Lo que cuestan las cosas

Barco Amazonas Tabatinga-Manaus-Belém

Tabatinga-Manaus

Precio: 150 reales, US$88, £52, €65 (todo las comidas incluidas). Duración: 4 días y tres noches. Comprar los tickets en el mismo barco te da la opción de regatear. Lleva una hamaca.

Manaus-Belém

Precio: 120 reales, sólo incluye el desayuno. Cinco días y cuatro noches.

Belém
Alojamiento: Lo mínimo 30 reales (€12) por una habitación doble. Una litera en un dormitorio, 15.
Sopa vatapa, tacacá: 5 reales (€2).

Salvador de Bahía
Desayunar en panaderías-lanchonetes  es lo que se acostumbra. Un pan tostado a la plancha con huevo o con mantequilla, y un suco de frutas –que da para cuatro vasos medianos- sale por 4,20 reales (€1,8).
Bus: 2,50 reales (€1).
Ofertas de salgado y refresco por 2 reales (€0,81).
Yuca hervida con carne: 5 reales
Cerveza: En barrios desde 3,50 hasta 4,50 en el centro histórico.

Moqueca de peixe, carne de sol y bebida para tres: (£14, €16).

Asistir a una ceremonia de candomblé con recogida en el hotel y transporte hasta el sitio: 60 reales (€24). No estuve en ninguna pero me la ofreció un promotor en la calle.

Río de Janeiro
Alojamiento: Lo más barato son 30 reales la noche en un dormitorio con 8 o 10 personas con desayuno e internet incluidos.  Si te quedas más de tres noches puedes conseguir que te rebajen a 25. Esencial lo del desayuno porque es un gasto menos. En el hostal donde me quedé (www.beachbackpackershostel.com) incluía frutas, café, pan, jamón y queso, a comer todo lo que querías.
Visitas turísticas.  Subir al Corvocado en tren y entrada, 40 reales (€16). Visitar la favela Rocinha con un guía local, 100 reales (€40). Cada hostal ofrece sus propias excursiones, pero la mayoría incluyen el sambódromo y clubes nocturnos en la zona de Lapa, con mucha movida los fines de semana y que cuestan desde 10 a 70 reales la entrada con consumiciones.
Museos: 6 reales (€2,4) lo mínimo. Entré al Museo Histórico Nacional y me aburrí mucho. El domingo es gratis.
Barrio Santa Teresa: bohemio pero comer cuesta un ojo de la cara.
Un par de havaianas: desde 18 reales (€7,3)
Comida por kilo 17 y 25 reales por kilo.
Metro: billete simple 3,10 y no hay opción de tarjetas ahorro para varios días.
Billete de bus: 2,50 y hasta 2,80 reales si tiene aire acondicionado.

*Moqueca de peixe:  Cocido de pescado con cebollas, pimientos, tomates, aceite de palma (o dendé) y leche de coco.

Carne do sol: Carne de vaca que ha sido previamente secada al sol.
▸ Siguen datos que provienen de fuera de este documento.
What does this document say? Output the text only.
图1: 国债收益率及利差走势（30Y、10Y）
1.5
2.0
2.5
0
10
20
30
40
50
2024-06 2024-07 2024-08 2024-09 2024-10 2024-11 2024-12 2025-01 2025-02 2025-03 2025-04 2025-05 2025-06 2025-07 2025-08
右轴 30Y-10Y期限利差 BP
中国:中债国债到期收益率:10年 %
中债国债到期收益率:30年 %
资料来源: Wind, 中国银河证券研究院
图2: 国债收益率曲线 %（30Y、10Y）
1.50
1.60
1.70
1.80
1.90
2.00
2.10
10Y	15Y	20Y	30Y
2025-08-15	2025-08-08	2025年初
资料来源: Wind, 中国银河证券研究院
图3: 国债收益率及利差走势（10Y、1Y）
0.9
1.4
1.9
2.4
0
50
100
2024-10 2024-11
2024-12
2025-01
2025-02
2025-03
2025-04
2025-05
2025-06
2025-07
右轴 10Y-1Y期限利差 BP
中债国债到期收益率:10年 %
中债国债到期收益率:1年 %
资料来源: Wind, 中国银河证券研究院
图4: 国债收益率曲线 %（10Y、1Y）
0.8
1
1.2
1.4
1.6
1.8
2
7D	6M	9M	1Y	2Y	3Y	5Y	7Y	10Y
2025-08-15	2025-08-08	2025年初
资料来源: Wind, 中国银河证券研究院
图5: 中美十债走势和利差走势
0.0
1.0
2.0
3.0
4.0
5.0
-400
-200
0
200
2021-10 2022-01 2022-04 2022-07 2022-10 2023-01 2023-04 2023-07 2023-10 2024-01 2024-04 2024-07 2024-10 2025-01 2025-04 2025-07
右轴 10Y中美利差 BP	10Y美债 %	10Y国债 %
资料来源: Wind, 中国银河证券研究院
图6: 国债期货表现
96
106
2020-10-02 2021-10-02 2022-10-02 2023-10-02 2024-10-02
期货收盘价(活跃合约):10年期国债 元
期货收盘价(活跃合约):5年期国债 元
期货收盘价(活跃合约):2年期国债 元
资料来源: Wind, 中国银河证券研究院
Se acompaña con yuca hervida o frita.

Acarejé: masa de jurel frita  en aceite de palma y rellena de camaroncitos que, por cierto, todo el mundo come sin pelar.

OJO: Los hostales en los que me quedé son muy básicos, aunque limpios, y tienen cocina.



  1. Adriana Herrera (Responder) el jueves, 20 de octubre, 2011

    Me gusta Brasil. Me gusta más Río que Sao Paulo y puedo volver a ella todas las veces que sean necesarias y me ha gustado tropezarme con este post que sabe mucho a lo que recuerdo. Mucha suerte en la travesía y ojalá el presupuesto aguante para 365 días. Un abrazo!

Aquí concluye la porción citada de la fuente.